The intent, Middleton says, is to “make it clear there are lines that cannot be crossed.” She gives three examples: a company that was using undocumented immigrant children, left to navigate their lives in the US without adult supervision, to work on the slaughterhouse floor; health insurers who engaged in particularly aggressive negotiating tactics and routinely under-staff their hospitals to pinch pennies; and a Southern California supermarket chain that reputedly has a pattern of turning a blind eye to the sexual harassment and physical intimidation of employees who are trying to organize into a trade union.
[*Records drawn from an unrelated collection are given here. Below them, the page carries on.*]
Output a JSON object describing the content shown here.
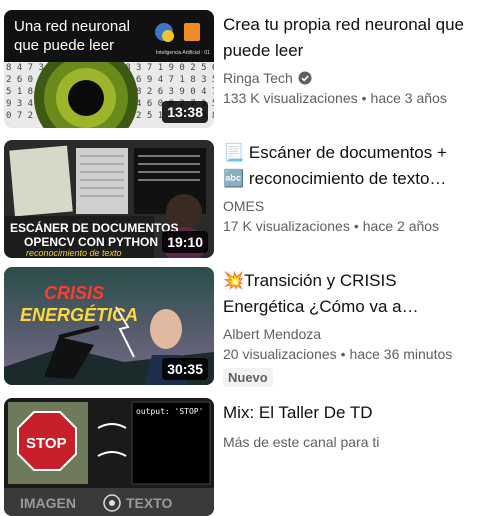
{
  "videos": [
    {
      "thumb_text": [
        "Una red neuronal",
        "que puede leer"
      ],
      "thumb_corner": "Inteligencia Artificial · 01",
      "duration": "13:38",
      "title": "Crea tu propia red neuronal que puede leer",
      "channel": "Ringa Tech",
      "verified": true,
      "views": "133 K visualizaciones",
      "age": "hace 3 años"
    },
    {
      "thumb_text": [
        "ESCÁNER DE DOCUMENTOS",
        "OPENCV CON PYTHON",
        "reconocimiento de texto"
      ],
      "duration": "19:10",
      "title_icon_1": "📃",
      "title_line_1": "Escáner de documentos +",
      "title_icon_2": "🔤",
      "title_line_2": "reconocimiento de texto…",
      "channel": "OMES",
      "views": "17 K visualizaciones",
      "age": "hace 2 años"
    },
    {
      "thumb_text": [
        "CRISIS",
        "ENERGÉTICA"
      ],
      "duration": "30:35",
      "title_icon": "💥",
      "title_line_1": "Transición y CRISIS",
      "title_line_2": "Energética ¿Cómo va a…",
      "channel": "Albert Mendoza",
      "views": "20 visualizaciones",
      "age": "hace 36 minutos",
      "badge": "Nuevo"
    },
    {
      "thumb_text": [
        "STOP",
        "output: 'STOP'",
        "IMAGEN",
        "TEXTO"
      ],
      "title": "Mix: El Taller De TD",
      "subtitle": "Más de este canal para ti"
    }
  ],
  "colors": {
    "primary_text": "#0f0f0f",
    "secondary_text": "#606060",
    "badge_bg": "#f2f2f2"
  }
}
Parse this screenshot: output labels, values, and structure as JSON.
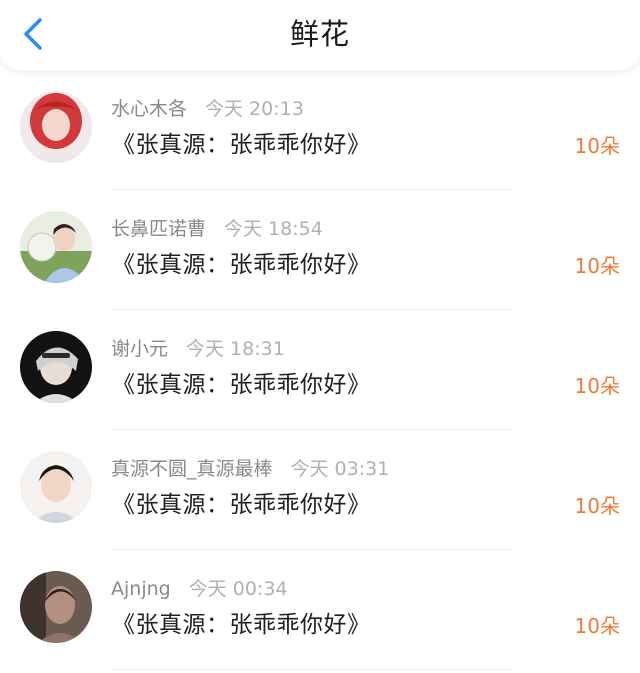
{
  "header": {
    "title": "鲜花",
    "back_icon": "chevron-left-icon",
    "accent_color": "#2a8bf2"
  },
  "flowers": [
    {
      "avatar_icon": "user-avatar",
      "username": "水心木各",
      "time": "今天 20:13",
      "message": "《张真源：张乖乖你好》",
      "count": "10朵"
    },
    {
      "avatar_icon": "user-avatar",
      "username": "长鼻匹诺曹",
      "time": "今天 18:54",
      "message": "《张真源：张乖乖你好》",
      "count": "10朵"
    },
    {
      "avatar_icon": "user-avatar",
      "username": "谢小元",
      "time": "今天 18:31",
      "message": "《张真源：张乖乖你好》",
      "count": "10朵"
    },
    {
      "avatar_icon": "user-avatar",
      "username": "真源不圆_真源最棒",
      "time": "今天 03:31",
      "message": "《张真源：张乖乖你好》",
      "count": "10朵"
    },
    {
      "avatar_icon": "user-avatar",
      "username": "Ajnjng",
      "time": "今天 00:34",
      "message": "《张真源：张乖乖你好》",
      "count": "10朵"
    }
  ],
  "colors": {
    "count": "#ee7a36",
    "username": "#8a8a8a",
    "time": "#b0b0b0",
    "message": "#1f1f1f"
  }
}
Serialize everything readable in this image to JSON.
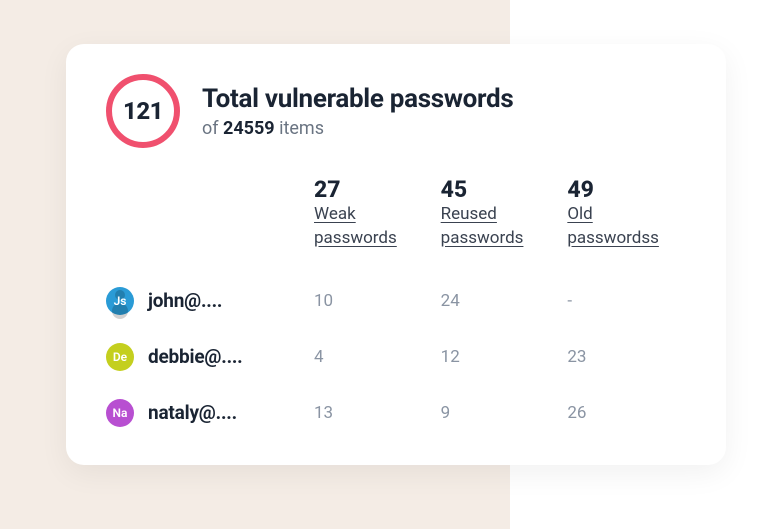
{
  "summary": {
    "total": "121",
    "title": "Total vulnerable passwords",
    "subtitle_prefix": "of ",
    "subtitle_count": "24559",
    "subtitle_suffix": " items"
  },
  "columns": [
    {
      "count": "27",
      "label": "Weak passwords"
    },
    {
      "count": "45",
      "label": "Reused passwords"
    },
    {
      "count": "49",
      "label": "Old passwordss"
    }
  ],
  "users": [
    {
      "initials": "Js",
      "email": "john@....",
      "color": "#2a9bd6",
      "person_silhouette": true,
      "values": [
        "10",
        "24",
        "-"
      ]
    },
    {
      "initials": "De",
      "email": "debbie@....",
      "color": "#c4cf1e",
      "person_silhouette": false,
      "values": [
        "4",
        "12",
        "23"
      ]
    },
    {
      "initials": "Na",
      "email": "nataly@....",
      "color": "#b84fd1",
      "person_silhouette": false,
      "values": [
        "13",
        "9",
        "26"
      ]
    }
  ]
}
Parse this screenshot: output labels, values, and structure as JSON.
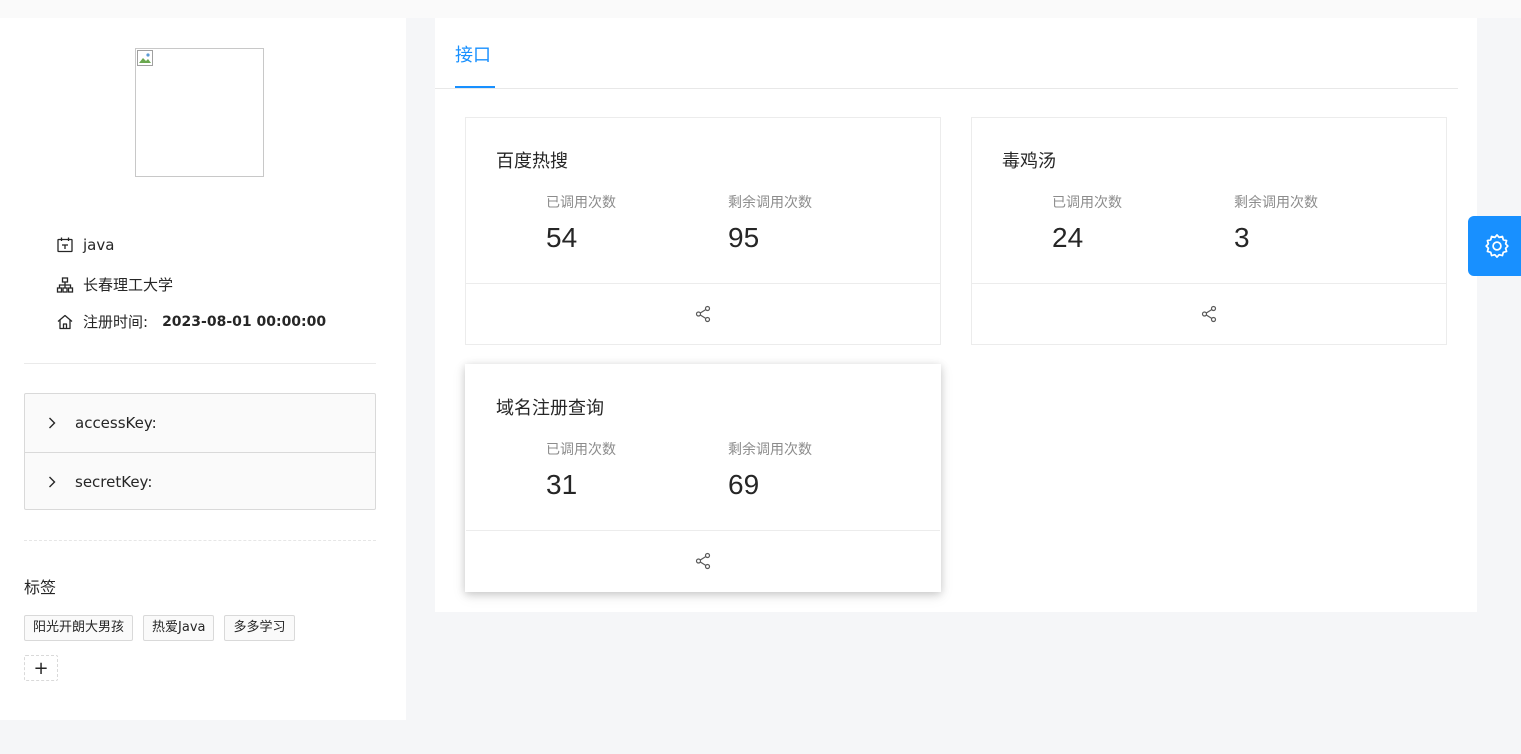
{
  "profile": {
    "username": "java",
    "school": "长春理工大学",
    "register_label": "注册时间:",
    "register_time": "2023-08-01 00:00:00",
    "icons": [
      "calendar-icon",
      "cluster-icon",
      "home-icon"
    ]
  },
  "keys": [
    {
      "label": "accessKey:"
    },
    {
      "label": "secretKey:"
    }
  ],
  "tags": {
    "title": "标签",
    "items": [
      "阳光开朗大男孩",
      "热爱Java",
      "多多学习"
    ],
    "add_label": "+"
  },
  "main": {
    "tabs": [
      {
        "label": "接口",
        "active": true
      }
    ],
    "stat_labels": {
      "used": "已调用次数",
      "remaining": "剩余调用次数"
    },
    "cards": [
      {
        "title": "百度热搜",
        "used": "54",
        "remaining": "95"
      },
      {
        "title": "毒鸡汤",
        "used": "24",
        "remaining": "3"
      },
      {
        "title": "域名注册查询",
        "used": "31",
        "remaining": "69"
      }
    ]
  },
  "colors": {
    "accent": "#1890ff",
    "text": "#262626",
    "muted": "#8c8c8c"
  }
}
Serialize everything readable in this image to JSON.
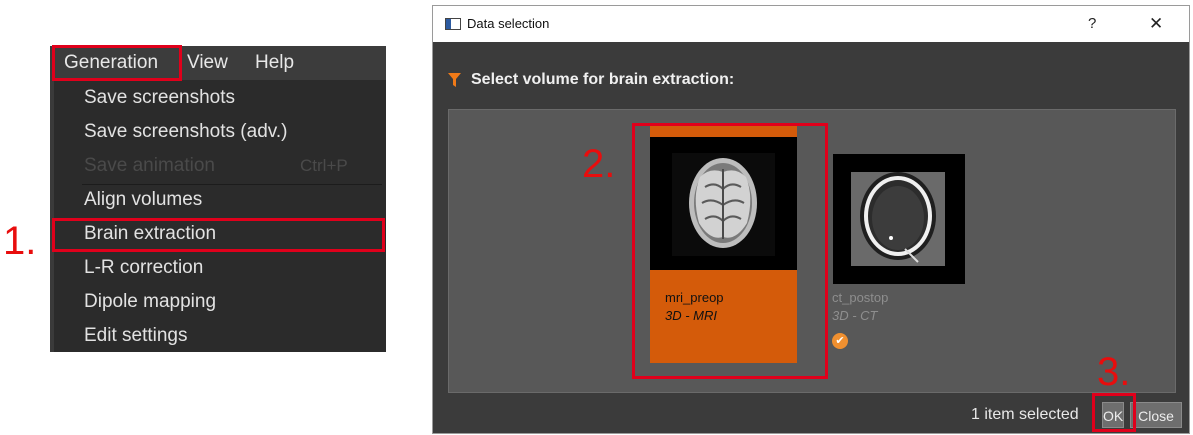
{
  "menubar": {
    "items": [
      "Generation",
      "View",
      "Help"
    ]
  },
  "dropdown": {
    "items": [
      {
        "label": "Save screenshots",
        "enabled": true
      },
      {
        "label": "Save screenshots (adv.)",
        "enabled": true
      },
      {
        "label": "Save animation",
        "enabled": false,
        "shortcut": "Ctrl+P"
      },
      {
        "label": "Align volumes",
        "enabled": true
      },
      {
        "label": "Brain extraction",
        "enabled": true
      },
      {
        "label": "L-R correction",
        "enabled": true
      },
      {
        "label": "Dipole mapping",
        "enabled": true
      },
      {
        "label": "Edit settings",
        "enabled": true
      }
    ]
  },
  "steps": [
    "1.",
    "2.",
    "3."
  ],
  "dialog": {
    "title": "Data selection",
    "help_button": "?",
    "close_button": "✕",
    "header": "Select volume for brain extraction:",
    "volumes": [
      {
        "name": "mri_preop",
        "meta": "3D - MRI",
        "selected": true
      },
      {
        "name": "ct_postop",
        "meta": "3D - CT",
        "selected": false,
        "check": "✔"
      }
    ],
    "status": "1 item selected",
    "ok_button": "OK",
    "cancel_button": "Close"
  },
  "colors": {
    "highlight_red": "#e0001b",
    "selection_orange": "#d45b0a",
    "dark_bg": "#3b3b3b"
  }
}
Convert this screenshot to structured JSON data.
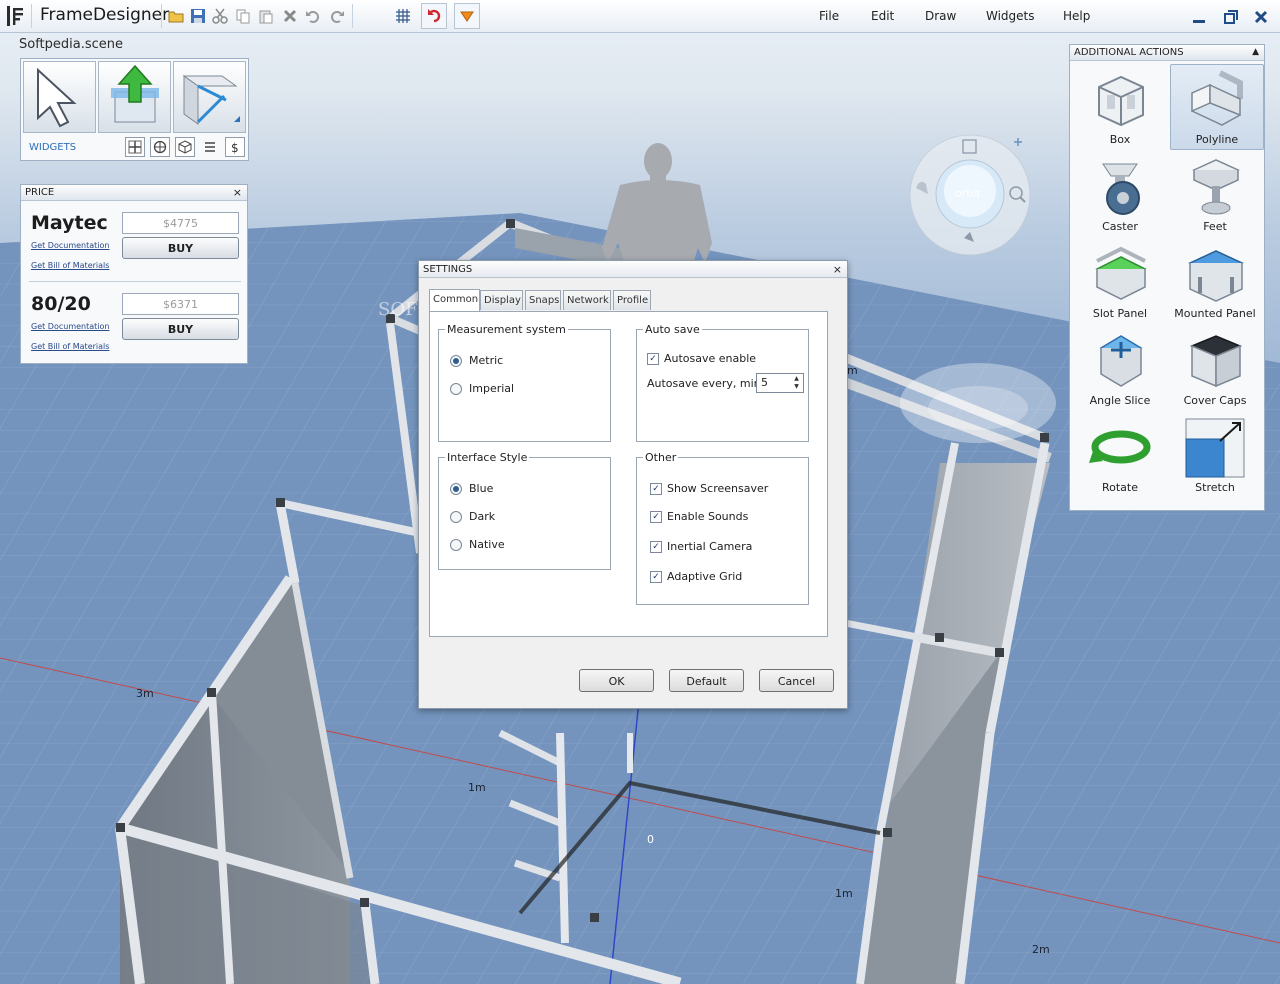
{
  "app": {
    "title": "FrameDesigner",
    "scene_name": "Softpedia.scene"
  },
  "menu": {
    "items": [
      "File",
      "Edit",
      "Draw",
      "Widgets",
      "Help"
    ]
  },
  "widgets_panel": {
    "label": "WIDGETS"
  },
  "price_panel": {
    "title": "PRICE",
    "close": "×",
    "vendors": [
      {
        "name": "Maytec",
        "price": "$4775",
        "doc_link": "Get Documentation",
        "bom_link": "Get Bill of Materials",
        "buy_label": "BUY"
      },
      {
        "name": "80/20",
        "price": "$6371",
        "doc_link": "Get Documentation",
        "bom_link": "Get Bill of Materials",
        "buy_label": "BUY"
      }
    ]
  },
  "settings": {
    "title": "SETTINGS",
    "close": "×",
    "tabs": [
      "Common",
      "Display",
      "Snaps",
      "Network",
      "Profile"
    ],
    "active_tab": "Common",
    "measurement": {
      "title": "Measurement  system",
      "options": [
        "Metric",
        "Imperial"
      ],
      "selected": "Metric"
    },
    "autosave": {
      "title": "Auto save",
      "enable_label": "Autosave enable",
      "enabled": true,
      "every_label": "Autosave every, min",
      "every_value": "5"
    },
    "interface_style": {
      "title": "Interface Style",
      "options": [
        "Blue",
        "Dark",
        "Native"
      ],
      "selected": "Blue"
    },
    "other": {
      "title": "Other",
      "options": [
        {
          "label": "Show Screensaver",
          "checked": true
        },
        {
          "label": "Enable Sounds",
          "checked": true
        },
        {
          "label": "Inertial Camera",
          "checked": true
        },
        {
          "label": "Adaptive Grid",
          "checked": true
        }
      ]
    },
    "buttons": {
      "ok": "OK",
      "default": "Default",
      "cancel": "Cancel"
    }
  },
  "actions_panel": {
    "title": "ADDITIONAL ACTIONS",
    "items": [
      "Box",
      "Polyline",
      "Caster",
      "Feet",
      "Slot Panel",
      "Mounted Panel",
      "Angle Slice",
      "Cover Caps",
      "Rotate",
      "Stretch"
    ],
    "selected": "Polyline"
  },
  "viewport": {
    "grid_labels": [
      "3m",
      "1m",
      "0",
      "1m",
      "2m",
      "m"
    ],
    "watermark": "SOFTPEDIA",
    "orbit_label": "orbit"
  },
  "colors": {
    "accent": "#2d6fb8",
    "grid_line": "#8aa6c8",
    "frame": "#d8dde3",
    "panel": "#7d8590"
  }
}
One hotel operator in Los Angeles reportedly used underage asylum seekers as strike breakers during the recent hotel strikes. CalPERS has apparently had private communications with the private equity company that owned the hotel operator, informing them that they were lowering the fund’s investment in the company as a result and that they might consider entirely ending their business relationship if labor conditions didn’t improve.
Current Issue
In the early years of this century, labor attorney Richard G. McCracken pioneered “Labor Peace” agreements, in which unions agree to take the possibility of strike action off the table in exchange for fair negotiations. Over the years, large numbers of cities, including New York and Los Angeles, have included Labor Peace language for many industries involving critical infrastructure. Such agreements, when they have been implemented, are a win-win for all parties. They reduce the likelihood that municipal assets such as airports will be affected by strikes and ensure continuity of operations for businesses.
LAX airport is probably the best example of a workplace with a Labor Peace agreement in place. Seventeen years ago, all but one of the companies doing business in the airport signed such deals, and in those years the only company to face a strike is the one that didn’t do so. At the same time, those companies, not having to worry about labor strife, have become safer investments. If you’re in charge of investing large pools of money for a pension fund, it’s the sort of situation that would likely have an appeal.
Middleton says that such agreements are “a really interesting idea.” But, she adds, the pension funds haven’t yet found a way to incorporate them easily and effectively into their investment strategy. She says she has asked CalPERS staff to look at the issue to see if they can find a way to make it work. “It’s certainly on my radar. I’ve raised the question, as have others,” she adds. She and her colleagues are hoping to find a way to set up a pilot program to see what can be done on this front.
“Those organizations that have the safest and most cooperative workplaces are one that over time will outperform financially organizations with negative workforce practices,” Middleton argues. “We want the free-market system to outperform what it has done in the past, and proper treatment of employees is integral to market performance.”